The door Benedict had pointed to led not to another parlor, but to a bedchamber, although the number of rowdy gentlemen it contained suggested anything but peaceful slumber. A young man held court here, the stiffness of his starched collar at odds with the lazy slump of his body against the mantel. Smiling, he waved one arm, mock conducting the chorus surrounding him as it swayed and chanted:

And where are your maidenheads,

You maidens frisk and gay,

We left them at the alehouse,

We drank them clean away—

Charles Chetwynd-Talbot, Viscount Ingestrie, Kit presumed. Eldest son of Earl Talbot, the recently recalled Lord Lieutenant of Ireland.

As the chorus came to a rousing, if somewhat slurred, conclusion, his host caught sight of Kit. “And who might you be, sir?” he asked, his words deliberate and slow.

Kit bowed. “Christian Pennington, my lord. You are acquainted with my brother Benedict, I believe?”

“Ah, the youngest Pennington! Another man who has won out against sore affliction,” Ingestrie cried, raising his glass in tribute. “I survived the depredations of barbaric Ireland, and Pennington here endured the attack of a vindictive female. But where is your brandy, man? Someone bring this fellow a glass!”

Kit refused several overflowing tumblers thrust in his direction. “Ingestrie. Might I have a word in private?”

“Oh, oh, don’t let him foist his baggage off on you, Charlie!” a portly man called from the corner. “Last thing you need, a woman with a pistol!”

“Ingestrie’d never be so daft!” another voice shouted. “’Sides, haven’t you seen the prime ’un he brung back from his travels?”
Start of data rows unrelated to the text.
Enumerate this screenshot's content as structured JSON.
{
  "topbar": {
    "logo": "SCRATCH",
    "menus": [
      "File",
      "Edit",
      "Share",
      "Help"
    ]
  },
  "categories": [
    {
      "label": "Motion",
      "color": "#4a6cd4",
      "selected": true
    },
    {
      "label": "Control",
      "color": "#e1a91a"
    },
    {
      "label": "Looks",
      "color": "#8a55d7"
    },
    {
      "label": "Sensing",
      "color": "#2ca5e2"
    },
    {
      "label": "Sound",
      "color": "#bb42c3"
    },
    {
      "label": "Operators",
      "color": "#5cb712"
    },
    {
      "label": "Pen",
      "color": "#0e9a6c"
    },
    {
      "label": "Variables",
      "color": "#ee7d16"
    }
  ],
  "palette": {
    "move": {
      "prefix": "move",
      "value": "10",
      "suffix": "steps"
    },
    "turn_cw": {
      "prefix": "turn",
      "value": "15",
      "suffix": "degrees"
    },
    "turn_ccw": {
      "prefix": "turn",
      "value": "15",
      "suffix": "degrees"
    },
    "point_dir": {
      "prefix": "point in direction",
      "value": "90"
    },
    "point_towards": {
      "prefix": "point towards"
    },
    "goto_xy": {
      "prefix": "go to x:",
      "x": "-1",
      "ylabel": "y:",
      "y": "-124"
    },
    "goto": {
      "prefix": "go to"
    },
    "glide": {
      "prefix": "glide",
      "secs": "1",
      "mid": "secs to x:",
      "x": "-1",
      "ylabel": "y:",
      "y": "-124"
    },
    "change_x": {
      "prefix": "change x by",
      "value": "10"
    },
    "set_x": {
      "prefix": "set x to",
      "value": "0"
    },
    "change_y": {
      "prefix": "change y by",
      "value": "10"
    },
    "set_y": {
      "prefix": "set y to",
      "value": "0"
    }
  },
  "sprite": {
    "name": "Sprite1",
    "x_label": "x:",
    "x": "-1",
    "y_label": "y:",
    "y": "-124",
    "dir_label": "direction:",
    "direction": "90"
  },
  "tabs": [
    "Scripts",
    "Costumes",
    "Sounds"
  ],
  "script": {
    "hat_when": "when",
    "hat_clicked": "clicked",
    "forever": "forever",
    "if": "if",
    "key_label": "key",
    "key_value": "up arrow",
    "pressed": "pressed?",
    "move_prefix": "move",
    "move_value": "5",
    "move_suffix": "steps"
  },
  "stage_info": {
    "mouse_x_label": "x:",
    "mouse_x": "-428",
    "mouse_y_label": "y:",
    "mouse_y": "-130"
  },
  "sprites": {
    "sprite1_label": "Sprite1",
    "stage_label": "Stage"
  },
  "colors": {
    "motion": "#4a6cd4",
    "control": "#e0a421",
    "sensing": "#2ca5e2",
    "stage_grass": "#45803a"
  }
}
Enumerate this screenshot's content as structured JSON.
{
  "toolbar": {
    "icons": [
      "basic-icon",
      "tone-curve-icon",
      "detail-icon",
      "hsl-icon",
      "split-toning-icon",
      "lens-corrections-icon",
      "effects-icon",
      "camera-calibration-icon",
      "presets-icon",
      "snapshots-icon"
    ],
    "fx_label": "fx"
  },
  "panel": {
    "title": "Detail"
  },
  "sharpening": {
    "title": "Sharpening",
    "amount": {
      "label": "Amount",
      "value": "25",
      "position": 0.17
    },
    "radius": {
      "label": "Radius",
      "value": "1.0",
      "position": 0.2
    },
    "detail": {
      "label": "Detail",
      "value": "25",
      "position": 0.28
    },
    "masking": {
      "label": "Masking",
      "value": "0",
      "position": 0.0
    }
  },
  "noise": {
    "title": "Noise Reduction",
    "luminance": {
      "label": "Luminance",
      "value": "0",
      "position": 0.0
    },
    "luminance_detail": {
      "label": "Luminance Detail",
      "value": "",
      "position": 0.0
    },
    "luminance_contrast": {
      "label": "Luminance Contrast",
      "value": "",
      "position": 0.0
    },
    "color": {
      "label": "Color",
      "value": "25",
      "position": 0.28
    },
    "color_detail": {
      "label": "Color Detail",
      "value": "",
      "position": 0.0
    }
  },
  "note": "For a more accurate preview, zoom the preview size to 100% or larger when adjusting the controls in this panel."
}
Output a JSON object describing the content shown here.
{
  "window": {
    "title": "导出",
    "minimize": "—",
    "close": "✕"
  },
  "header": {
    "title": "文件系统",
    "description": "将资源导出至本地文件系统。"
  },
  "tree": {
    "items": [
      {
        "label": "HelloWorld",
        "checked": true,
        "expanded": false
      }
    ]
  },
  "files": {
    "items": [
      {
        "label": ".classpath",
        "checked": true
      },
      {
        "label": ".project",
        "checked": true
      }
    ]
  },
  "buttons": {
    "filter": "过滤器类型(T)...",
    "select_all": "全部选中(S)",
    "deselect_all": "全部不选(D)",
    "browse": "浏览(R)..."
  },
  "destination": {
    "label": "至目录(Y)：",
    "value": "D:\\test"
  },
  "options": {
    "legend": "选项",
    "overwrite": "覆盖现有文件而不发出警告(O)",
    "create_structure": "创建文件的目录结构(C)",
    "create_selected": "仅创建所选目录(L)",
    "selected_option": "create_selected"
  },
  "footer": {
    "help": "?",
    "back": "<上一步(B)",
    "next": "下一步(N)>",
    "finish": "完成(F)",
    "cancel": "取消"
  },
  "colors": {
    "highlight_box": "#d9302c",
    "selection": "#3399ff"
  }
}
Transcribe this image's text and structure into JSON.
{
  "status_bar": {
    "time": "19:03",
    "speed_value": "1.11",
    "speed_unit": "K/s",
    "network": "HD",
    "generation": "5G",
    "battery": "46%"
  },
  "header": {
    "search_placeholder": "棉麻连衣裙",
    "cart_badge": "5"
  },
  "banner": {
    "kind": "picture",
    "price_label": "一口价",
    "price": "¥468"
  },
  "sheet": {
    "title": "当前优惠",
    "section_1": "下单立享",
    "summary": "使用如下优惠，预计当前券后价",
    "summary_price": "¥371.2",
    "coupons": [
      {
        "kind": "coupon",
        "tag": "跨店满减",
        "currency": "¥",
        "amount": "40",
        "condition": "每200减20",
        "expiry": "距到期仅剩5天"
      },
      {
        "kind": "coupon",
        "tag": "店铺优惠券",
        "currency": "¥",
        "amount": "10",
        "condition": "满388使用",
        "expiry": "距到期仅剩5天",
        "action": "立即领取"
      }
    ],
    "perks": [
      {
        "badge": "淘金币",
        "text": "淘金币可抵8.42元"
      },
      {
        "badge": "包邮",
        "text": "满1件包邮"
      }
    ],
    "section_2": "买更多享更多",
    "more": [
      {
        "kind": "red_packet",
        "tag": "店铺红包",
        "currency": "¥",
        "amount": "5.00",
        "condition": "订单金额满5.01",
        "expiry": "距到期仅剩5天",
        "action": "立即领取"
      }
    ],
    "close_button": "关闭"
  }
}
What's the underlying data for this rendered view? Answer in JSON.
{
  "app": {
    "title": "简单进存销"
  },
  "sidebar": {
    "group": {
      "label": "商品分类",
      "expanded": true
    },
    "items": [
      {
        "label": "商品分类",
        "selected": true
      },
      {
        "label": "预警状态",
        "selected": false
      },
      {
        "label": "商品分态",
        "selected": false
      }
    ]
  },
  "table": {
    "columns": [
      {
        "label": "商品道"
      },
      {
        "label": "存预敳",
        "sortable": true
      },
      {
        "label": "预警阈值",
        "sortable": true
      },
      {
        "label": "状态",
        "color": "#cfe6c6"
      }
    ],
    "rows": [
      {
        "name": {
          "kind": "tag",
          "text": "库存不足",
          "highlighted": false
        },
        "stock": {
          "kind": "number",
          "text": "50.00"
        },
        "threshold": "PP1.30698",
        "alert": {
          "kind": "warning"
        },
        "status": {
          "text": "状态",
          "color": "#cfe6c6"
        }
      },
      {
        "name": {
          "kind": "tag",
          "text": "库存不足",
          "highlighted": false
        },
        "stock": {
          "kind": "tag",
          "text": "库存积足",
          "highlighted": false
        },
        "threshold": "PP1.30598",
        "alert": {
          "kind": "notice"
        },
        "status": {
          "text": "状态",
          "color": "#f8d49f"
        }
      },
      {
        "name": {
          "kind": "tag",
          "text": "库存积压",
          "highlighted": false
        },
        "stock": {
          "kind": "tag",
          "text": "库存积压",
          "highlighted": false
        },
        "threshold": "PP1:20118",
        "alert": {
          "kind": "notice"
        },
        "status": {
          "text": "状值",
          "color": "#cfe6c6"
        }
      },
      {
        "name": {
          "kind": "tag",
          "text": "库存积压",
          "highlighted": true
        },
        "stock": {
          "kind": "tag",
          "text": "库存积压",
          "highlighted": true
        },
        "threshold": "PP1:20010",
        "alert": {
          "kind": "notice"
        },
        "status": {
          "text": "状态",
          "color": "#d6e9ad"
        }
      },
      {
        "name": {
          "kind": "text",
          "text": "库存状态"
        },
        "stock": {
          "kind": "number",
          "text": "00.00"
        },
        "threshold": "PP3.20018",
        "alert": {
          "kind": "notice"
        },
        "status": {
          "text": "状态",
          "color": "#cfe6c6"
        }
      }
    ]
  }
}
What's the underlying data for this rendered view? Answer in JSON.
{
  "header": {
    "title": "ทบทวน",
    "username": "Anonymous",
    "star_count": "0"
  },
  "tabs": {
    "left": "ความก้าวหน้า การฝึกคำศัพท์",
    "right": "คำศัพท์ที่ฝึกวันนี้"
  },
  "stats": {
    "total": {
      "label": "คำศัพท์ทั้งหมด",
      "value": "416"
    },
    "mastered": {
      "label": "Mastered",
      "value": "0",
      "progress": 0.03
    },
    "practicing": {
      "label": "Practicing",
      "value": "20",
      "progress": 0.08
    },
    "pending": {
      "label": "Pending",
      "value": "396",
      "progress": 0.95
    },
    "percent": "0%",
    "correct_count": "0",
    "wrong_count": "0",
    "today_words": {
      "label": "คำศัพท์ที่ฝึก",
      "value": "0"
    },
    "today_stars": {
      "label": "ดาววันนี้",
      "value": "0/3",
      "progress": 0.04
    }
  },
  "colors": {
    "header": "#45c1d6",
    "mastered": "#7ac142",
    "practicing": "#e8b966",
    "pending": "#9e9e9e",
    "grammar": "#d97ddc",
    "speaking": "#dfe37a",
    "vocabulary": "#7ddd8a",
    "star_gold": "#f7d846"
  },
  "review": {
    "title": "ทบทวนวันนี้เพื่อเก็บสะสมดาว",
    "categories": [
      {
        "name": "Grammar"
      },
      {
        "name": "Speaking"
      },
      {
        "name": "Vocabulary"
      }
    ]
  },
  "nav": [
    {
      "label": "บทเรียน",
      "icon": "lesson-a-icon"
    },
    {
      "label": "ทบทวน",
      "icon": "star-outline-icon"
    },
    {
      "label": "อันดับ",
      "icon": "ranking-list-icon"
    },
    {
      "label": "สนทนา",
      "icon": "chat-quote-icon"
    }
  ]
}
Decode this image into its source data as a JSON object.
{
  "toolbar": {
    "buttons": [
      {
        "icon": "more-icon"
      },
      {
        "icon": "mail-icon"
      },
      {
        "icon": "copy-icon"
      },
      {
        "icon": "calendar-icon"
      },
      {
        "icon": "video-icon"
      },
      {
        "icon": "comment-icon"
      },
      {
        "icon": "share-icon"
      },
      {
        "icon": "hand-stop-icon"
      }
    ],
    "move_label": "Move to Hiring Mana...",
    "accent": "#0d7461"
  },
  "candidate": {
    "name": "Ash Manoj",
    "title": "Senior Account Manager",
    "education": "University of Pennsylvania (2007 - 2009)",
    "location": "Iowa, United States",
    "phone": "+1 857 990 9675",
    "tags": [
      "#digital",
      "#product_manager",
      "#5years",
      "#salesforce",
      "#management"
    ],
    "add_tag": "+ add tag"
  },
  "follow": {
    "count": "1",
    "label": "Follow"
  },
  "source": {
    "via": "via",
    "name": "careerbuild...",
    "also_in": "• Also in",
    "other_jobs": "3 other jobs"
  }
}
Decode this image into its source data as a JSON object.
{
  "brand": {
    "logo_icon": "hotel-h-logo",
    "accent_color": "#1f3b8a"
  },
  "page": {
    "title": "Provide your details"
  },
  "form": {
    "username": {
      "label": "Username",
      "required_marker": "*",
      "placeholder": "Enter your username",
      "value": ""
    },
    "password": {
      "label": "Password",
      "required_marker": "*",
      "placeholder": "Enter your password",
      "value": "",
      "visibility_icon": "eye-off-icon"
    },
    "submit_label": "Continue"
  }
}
“I’d take a clean Englishwoman over an Irish whore any day, even one with her own fire-arm.”

“Ah, is yours so lacking, Pierson, you need a woman to bring her own?”

Suggestive sniggers followed as Kit towed the half-inebriated Ingestrie out into the passageway.

Best to be as quick and direct as possible, especially if Benedict was right about the sluggishness of Ingestrie’s wits. “I find myself in need of a man with a reading knowledge of Gaelic, sir. As you’ve just returned from Ireland, my brother thought you might be able to help.”

Ingestrie gave an ungentlemanly snort. “I can’t even understand it when they
speak
the blasted words, Pennington. Never thought it worth the trouble to learn to
read
it. Besides, in Ireland, anyone who’s anyone speaks English.”

Kit crossed his arms, struggling to contain his disappointment. Would he have to ask Uncle Christopher after all?

Obviously impatient at having been pulled away from his guests, Ingestrie’s eyes wandered back toward the bedchamber. With a sudden start, he pulled himself away from the wall against which he had slumped, knocking Kit’s injured arm as he pushed past. Kit struggled to hold back a curse.

“Fianna!” Ingestrie slurred, tottering down the passageway.